How could I have not seen the connection, especially as I was watching both at the same time? Although I am well aware that Kurosawa was inspired by the Westerns of John Ford and that Kurosawa's films in turn inspired a slew of classic Westerns, somehow I had failed to see that there was a straight line between New Mexico and Tokyo.

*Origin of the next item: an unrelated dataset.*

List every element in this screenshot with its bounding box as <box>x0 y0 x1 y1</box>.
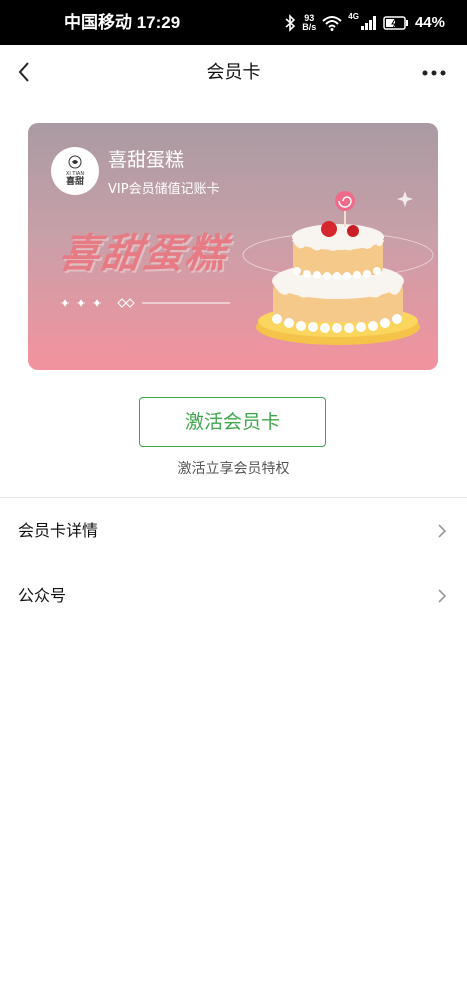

Having taken a leaf out of Ruskin's book and turned back on my critical vision, Breaking Bad resonates in ever more fascinating lights. I can appreciate for example how in the virtuoso episode in series three The Fly - a two-hander set entirely in the meth lab and concerned with the capturing of a fly - we have a set-up inspired by Sartre's famous play Les Mouches (itself a reworking of Aeschylus' classic Oresteia) in which the fly becomes a potent symbol of the guilt felt by the protagonist Walt White. Would the real-life fly be killed before he made a full confession to his young accomplice? It was all brilliantly done.
Note to self: Keep your critical faculties switched on at all times, you never know when they might come in handy. As Ruskin taught us so well, from lady gardens to Renaissance buildings to pensions schemes, nothing is beneath the analytic scrutiny of a finely-tuned critical eye.